新潟県で骨髄バンクと血液疾患患者、その家族を支援し、骨髄バンク事業の普及啓発活動を行うNPO法人骨髄バンク命のアサガオにいがた(丹後まみこ会長・新潟県加茂市五番町)は8月5日、加茂市の藤田明美市長に骨髄のドナーだけでなく、ドナーを雇用する事業所への支援などを要望した。
骨髄バンク命のアサガオにいがたの立ち上げに尽力した、2005年に急性リンパ性白血のため骨髄移植を受けながら18歳で息子を失った高野豊さん(60)、由美子さん(54)夫婦と、骨髄移植で白血病を乗り越え、2019年から三条市の地域おこし協力隊として新潟県内初の3人制バスケットボールのプロチーム、三条ビーターズで活躍するキャプテン松岡一成さん(30)の3人が加茂市役所を訪問した。

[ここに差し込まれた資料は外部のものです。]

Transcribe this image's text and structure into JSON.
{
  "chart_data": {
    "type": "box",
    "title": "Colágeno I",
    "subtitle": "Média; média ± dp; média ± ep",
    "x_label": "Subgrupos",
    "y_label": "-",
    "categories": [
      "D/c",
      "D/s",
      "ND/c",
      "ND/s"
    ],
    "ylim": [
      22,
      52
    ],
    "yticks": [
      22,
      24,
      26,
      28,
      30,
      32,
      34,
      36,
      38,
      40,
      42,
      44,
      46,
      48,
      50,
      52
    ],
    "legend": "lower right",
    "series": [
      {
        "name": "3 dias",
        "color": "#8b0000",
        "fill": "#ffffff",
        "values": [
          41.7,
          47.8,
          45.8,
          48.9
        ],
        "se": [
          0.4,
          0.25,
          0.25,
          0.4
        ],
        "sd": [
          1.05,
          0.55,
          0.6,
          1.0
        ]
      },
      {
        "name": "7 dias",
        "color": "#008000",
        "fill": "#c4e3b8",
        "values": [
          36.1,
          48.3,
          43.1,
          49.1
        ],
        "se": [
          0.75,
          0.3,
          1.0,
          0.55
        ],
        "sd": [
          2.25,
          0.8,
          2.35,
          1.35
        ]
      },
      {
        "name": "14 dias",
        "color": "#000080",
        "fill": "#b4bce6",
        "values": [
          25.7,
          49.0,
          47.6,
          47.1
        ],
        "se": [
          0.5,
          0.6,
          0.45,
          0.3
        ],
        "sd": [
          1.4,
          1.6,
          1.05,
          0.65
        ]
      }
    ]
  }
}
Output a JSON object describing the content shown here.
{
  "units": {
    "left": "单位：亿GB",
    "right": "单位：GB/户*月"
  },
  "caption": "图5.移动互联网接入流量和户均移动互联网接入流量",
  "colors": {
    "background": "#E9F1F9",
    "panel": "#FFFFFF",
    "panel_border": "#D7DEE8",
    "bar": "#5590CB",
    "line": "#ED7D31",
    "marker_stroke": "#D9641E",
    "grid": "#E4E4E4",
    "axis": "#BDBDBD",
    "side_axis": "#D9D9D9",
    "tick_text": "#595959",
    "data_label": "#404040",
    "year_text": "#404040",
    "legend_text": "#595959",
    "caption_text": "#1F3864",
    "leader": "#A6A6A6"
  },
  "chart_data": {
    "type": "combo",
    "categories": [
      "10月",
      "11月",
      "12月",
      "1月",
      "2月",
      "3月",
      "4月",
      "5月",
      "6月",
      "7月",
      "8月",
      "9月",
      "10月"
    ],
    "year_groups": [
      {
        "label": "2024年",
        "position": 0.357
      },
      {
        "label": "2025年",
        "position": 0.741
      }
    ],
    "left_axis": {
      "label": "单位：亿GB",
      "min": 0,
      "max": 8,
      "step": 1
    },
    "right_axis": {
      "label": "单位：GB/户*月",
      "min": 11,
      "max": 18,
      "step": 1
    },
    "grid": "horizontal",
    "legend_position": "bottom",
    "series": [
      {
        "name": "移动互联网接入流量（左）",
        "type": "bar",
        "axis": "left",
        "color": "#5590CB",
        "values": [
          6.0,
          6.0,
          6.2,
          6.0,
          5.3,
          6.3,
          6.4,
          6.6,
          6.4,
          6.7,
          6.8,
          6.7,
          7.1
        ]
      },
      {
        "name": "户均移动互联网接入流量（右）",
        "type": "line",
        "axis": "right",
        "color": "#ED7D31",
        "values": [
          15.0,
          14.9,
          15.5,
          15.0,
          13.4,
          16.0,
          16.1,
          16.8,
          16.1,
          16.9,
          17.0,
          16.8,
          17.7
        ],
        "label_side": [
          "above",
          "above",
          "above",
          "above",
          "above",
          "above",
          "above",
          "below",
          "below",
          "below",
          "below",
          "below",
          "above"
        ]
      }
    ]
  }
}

加茂市は2011年、全国で初めて骨髄移植ドナーに休業補償の助成を始めた。それが今では全国705自治体にドナー助成制度が広がっている。最近の助成制度は骨髄ドナーに選ばれた人が出た事業所にも1日1万円を7日分、7万円を助成している。
骨髄バンク命のアサガオにいがたでは、当初から事業所に対する助成制度も要望したかったが、遠慮して骨髄移植ドナーの助成だけを要望したことを説明した。最近は、ドナーと事業所をセットにした助成制度を設ける自治体が多い。加茂市では助成制度を始めてから実際に助成を受けたのは1例しかなく、財政負担は小さい。「事業所の支援があれば事業所も喜んでドナーを送り出してくれる」と訴えた。藤田市長はほかの自治体の事業所に対する助成制度の内容を質問し、事業所助成の検討を「職員に指示する」と約束した。
加茂市で松岡さんのバスケットを通じた小中学校などでの命の授業の開催も要望した。松岡さんは茨城県牛久市出身。2015年に急性骨髄性白血病を発症し、いったんは社会復帰したが再発し、2017年に骨髄移植。バスケットを続けたいと社会人の大会への出場を続け、三条ビーターズに迎えられた。

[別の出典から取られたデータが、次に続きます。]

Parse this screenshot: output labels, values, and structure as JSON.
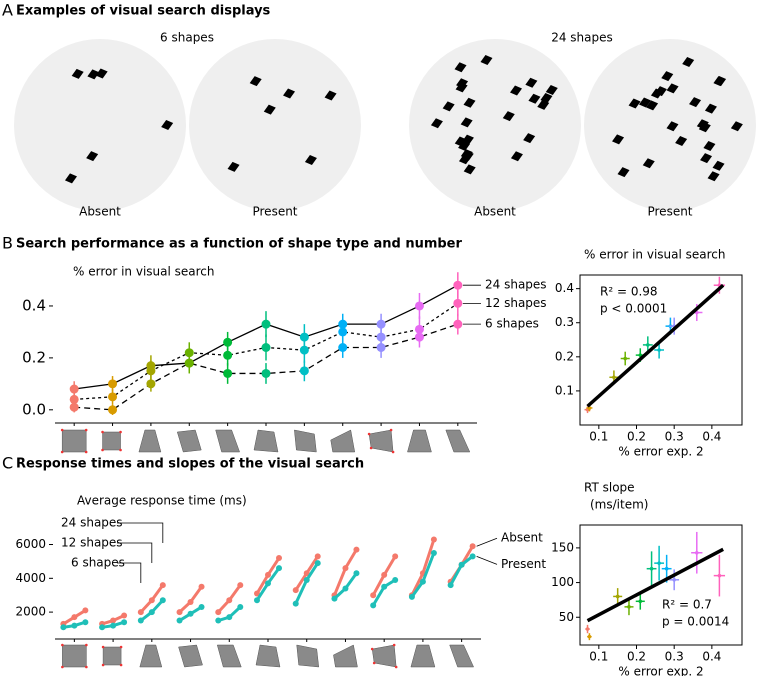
{
  "figure": {
    "panel_a": {
      "letter": "A",
      "title": "Examples of visual search displays",
      "groups": [
        {
          "label": "6 shapes",
          "displays": [
            "Absent",
            "Present"
          ]
        },
        {
          "label": "24 shapes",
          "displays": [
            "Absent",
            "Present"
          ]
        }
      ]
    },
    "panel_b": {
      "letter": "B",
      "title": "Search performance as a function of shape type and number"
    },
    "panel_c": {
      "letter": "C",
      "title": "Response times and slopes of the visual search"
    }
  },
  "chart_data": [
    {
      "type": "line",
      "y_label": "% error in visual search",
      "categories": [
        null,
        null,
        null,
        null,
        null,
        null,
        null,
        null,
        null,
        null,
        null
      ],
      "point_colors": [
        "#f4796b",
        "#d89b00",
        "#a3a500",
        "#6bb100",
        "#00ba38",
        "#00bf7d",
        "#00bfc4",
        "#00b0f6",
        "#9590ff",
        "#e76bf3",
        "#ff62bc"
      ],
      "ylim": [
        -0.02,
        0.5
      ],
      "yticks": [
        {
          "value": 0,
          "label": "0.0"
        },
        0.2,
        0.4
      ],
      "series": [
        {
          "name": "24 shapes",
          "style": "solid",
          "color": "#000000",
          "values": [
            0.08,
            0.1,
            0.17,
            0.18,
            0.26,
            0.33,
            0.28,
            0.33,
            0.33,
            0.4,
            0.48
          ],
          "errors": [
            0.03,
            0.03,
            0.04,
            0.04,
            0.04,
            0.05,
            0.05,
            0.04,
            0.04,
            0.05,
            0.05
          ]
        },
        {
          "name": "12 shapes",
          "style": "dotted",
          "color": "#000000",
          "values": [
            0.04,
            0.05,
            0.15,
            0.22,
            0.21,
            0.24,
            0.23,
            0.3,
            0.28,
            0.31,
            0.41
          ],
          "errors": [
            0.03,
            0.03,
            0.04,
            0.04,
            0.04,
            0.05,
            0.05,
            0.04,
            0.04,
            0.05,
            0.05
          ]
        },
        {
          "name": "6 shapes",
          "style": "dashed",
          "color": "#000000",
          "values": [
            0.01,
            0.0,
            0.1,
            0.18,
            0.14,
            0.14,
            0.15,
            0.24,
            0.24,
            0.28,
            0.33
          ],
          "errors": [
            0.02,
            0.02,
            0.03,
            0.03,
            0.04,
            0.04,
            0.04,
            0.04,
            0.04,
            0.04,
            0.04
          ]
        }
      ]
    },
    {
      "type": "scatter",
      "y_label": [
        "% error in visual search"
      ],
      "x_label": "% error exp. 2",
      "annotations": [
        "R² = 0.98",
        "p < 0.0001"
      ],
      "xlim": [
        0.05,
        0.48
      ],
      "xticks": [
        0.1,
        0.2,
        0.3,
        0.4
      ],
      "ylim": [
        0,
        0.44
      ],
      "yticks": [
        0.1,
        0.2,
        0.3,
        0.4
      ],
      "x": [
        0.07,
        0.075,
        0.14,
        0.17,
        0.21,
        0.23,
        0.26,
        0.29,
        0.3,
        0.36,
        0.42
      ],
      "y": [
        0.045,
        0.05,
        0.14,
        0.195,
        0.205,
        0.235,
        0.22,
        0.29,
        0.29,
        0.33,
        0.41
      ],
      "xerr": [
        0.008,
        0.008,
        0.012,
        0.012,
        0.012,
        0.013,
        0.013,
        0.013,
        0.013,
        0.015,
        0.015
      ],
      "yerr": [
        0.01,
        0.01,
        0.02,
        0.02,
        0.02,
        0.025,
        0.025,
        0.025,
        0.025,
        0.025,
        0.025
      ],
      "colors": [
        "#f4796b",
        "#d89b00",
        "#a3a500",
        "#6bb100",
        "#00ba38",
        "#00bf7d",
        "#00bfc4",
        "#00b0f6",
        "#9590ff",
        "#e76bf3",
        "#ff62bc"
      ],
      "fit": {
        "x": [
          0.07,
          0.43
        ],
        "y": [
          0.055,
          0.41
        ],
        "color": "#000000"
      }
    },
    {
      "type": "grouped-line",
      "y_label": "Average response time (ms)",
      "categories": [
        null,
        null,
        null,
        null,
        null,
        null,
        null,
        null,
        null,
        null,
        null
      ],
      "group_labels": [
        "6 shapes",
        "12 shapes",
        "24 shapes"
      ],
      "ylim": [
        1000,
        6800
      ],
      "yticks": [
        2000,
        4000,
        6000
      ],
      "series": [
        {
          "name": "Absent",
          "color": "#f4796b",
          "values": [
            [
              1300,
              1700,
              2100
            ],
            [
              1300,
              1500,
              1800
            ],
            [
              2000,
              2700,
              3600
            ],
            [
              2000,
              2600,
              3500
            ],
            [
              2000,
              2700,
              3600
            ],
            [
              3100,
              4200,
              5200
            ],
            [
              3300,
              4300,
              5300
            ],
            [
              3000,
              4600,
              5700
            ],
            [
              3000,
              4200,
              5300
            ],
            [
              3000,
              4300,
              6300
            ],
            [
              3800,
              4800,
              5900
            ]
          ]
        },
        {
          "name": "Present",
          "color": "#1fbfb8",
          "values": [
            [
              1100,
              1200,
              1400
            ],
            [
              1100,
              1200,
              1400
            ],
            [
              1500,
              2000,
              2700
            ],
            [
              1500,
              1900,
              2300
            ],
            [
              1500,
              1700,
              2300
            ],
            [
              2700,
              3700,
              4600
            ],
            [
              2500,
              3900,
              4900
            ],
            [
              2800,
              3400,
              4300
            ],
            [
              2400,
              3500,
              3900
            ],
            [
              2900,
              3800,
              5500
            ],
            [
              3600,
              4800,
              5300
            ]
          ]
        }
      ]
    },
    {
      "type": "scatter",
      "y_label": [
        "RT slope",
        "(ms/item)"
      ],
      "x_label": "% error exp. 2",
      "annotations": [
        "R² = 0.7",
        "p = 0.0014"
      ],
      "xlim": [
        0.05,
        0.48
      ],
      "xticks": [
        0.1,
        0.2,
        0.3,
        0.4
      ],
      "ylim": [
        10,
        183
      ],
      "yticks": [
        50,
        100,
        150
      ],
      "x": [
        0.07,
        0.075,
        0.15,
        0.18,
        0.21,
        0.24,
        0.26,
        0.28,
        0.3,
        0.36,
        0.42
      ],
      "y": [
        33,
        22,
        80,
        65,
        73,
        120,
        128,
        120,
        104,
        143,
        110
      ],
      "xerr": [
        0.006,
        0.006,
        0.012,
        0.012,
        0.012,
        0.013,
        0.013,
        0.013,
        0.013,
        0.015,
        0.015
      ],
      "yerr": [
        6,
        5,
        12,
        12,
        12,
        25,
        25,
        20,
        15,
        30,
        30
      ],
      "colors": [
        "#f4796b",
        "#d89b00",
        "#a3a500",
        "#6bb100",
        "#00ba38",
        "#00bf7d",
        "#00bfc4",
        "#00b0f6",
        "#9590ff",
        "#e76bf3",
        "#ff62bc"
      ],
      "fit": {
        "x": [
          0.07,
          0.43
        ],
        "y": [
          45,
          148
        ],
        "color": "#000000"
      }
    }
  ]
}
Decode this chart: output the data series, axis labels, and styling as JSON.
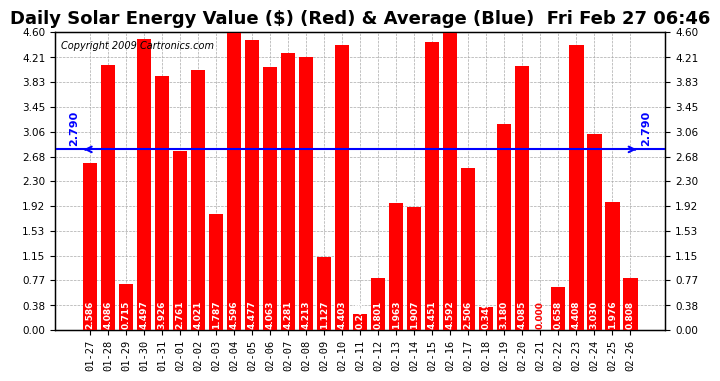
{
  "title": "Daily Solar Energy Value ($) (Red) & Average (Blue)  Fri Feb 27 06:46",
  "copyright": "Copyright 2009 Cartronics.com",
  "categories": [
    "01-27",
    "01-28",
    "01-29",
    "01-30",
    "01-31",
    "02-01",
    "02-02",
    "02-03",
    "02-04",
    "02-05",
    "02-06",
    "02-07",
    "02-08",
    "02-09",
    "02-10",
    "02-11",
    "02-12",
    "02-13",
    "02-14",
    "02-15",
    "02-16",
    "02-17",
    "02-18",
    "02-19",
    "02-20",
    "02-21",
    "02-22",
    "02-23",
    "02-24",
    "02-25",
    "02-26"
  ],
  "values": [
    2.586,
    4.086,
    0.715,
    4.497,
    3.926,
    2.761,
    4.021,
    1.787,
    4.596,
    4.477,
    4.063,
    4.281,
    4.213,
    1.127,
    4.403,
    0.243,
    0.801,
    1.963,
    1.907,
    4.451,
    4.592,
    2.506,
    0.349,
    3.18,
    4.085,
    0.0,
    0.658,
    4.408,
    3.03,
    1.976,
    0.808
  ],
  "average": 2.79,
  "bar_color": "#ff0000",
  "avg_line_color": "#0000ff",
  "background_color": "#ffffff",
  "plot_bg_color": "#ffffff",
  "grid_color": "#aaaaaa",
  "ylim": [
    0,
    4.6
  ],
  "yticks": [
    0.0,
    0.38,
    0.77,
    1.15,
    1.53,
    1.92,
    2.3,
    2.68,
    3.06,
    3.45,
    3.83,
    4.21,
    4.6
  ],
  "title_fontsize": 13,
  "tick_fontsize": 7.5,
  "bar_label_fontsize": 6.5,
  "avg_label": "2.790",
  "avg_label_fontsize": 8
}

兄が骨髄バンクで命をつなぎ止めることができたからと、妹が骨髄バンクに登録した。松岡さんも骨髄移植のために貢献できることはないかと考えているなか、2019年5月に開かれた骨髄バンク命のアサガオにいがたの10周年記念事業に参加して入会。ドナー登録の説明員の資格も取って講演活動も行っている。
ドナー登録は55歳まで。55歳を過ぎると登録が抹消されるが、近年は新たに登録する人より抹消される人の方が多く、登録者が減少して問題になっている。幸い、松岡さんの効果でことしは登録が増えていると言う。「少しでも松岡さんの話を聞けば頭の片隅に入れておいてもらえる」、「若い人が子どもたちに話すとインパクトがある」と言い、松岡さんは「こうして活動することがぼくの使命。一度、つまずいても夢はかなえられることを子どもたちに伝えたい」と話し、藤田市長も小中学生に対する講演の開催を快諾した。
また、白血病から再起したアルビレックス新潟の早川史哉選手の写真をデザインしたACジャパン作成の日本骨髄バンクのポスターを加茂市の公共施設への掲示を要望した。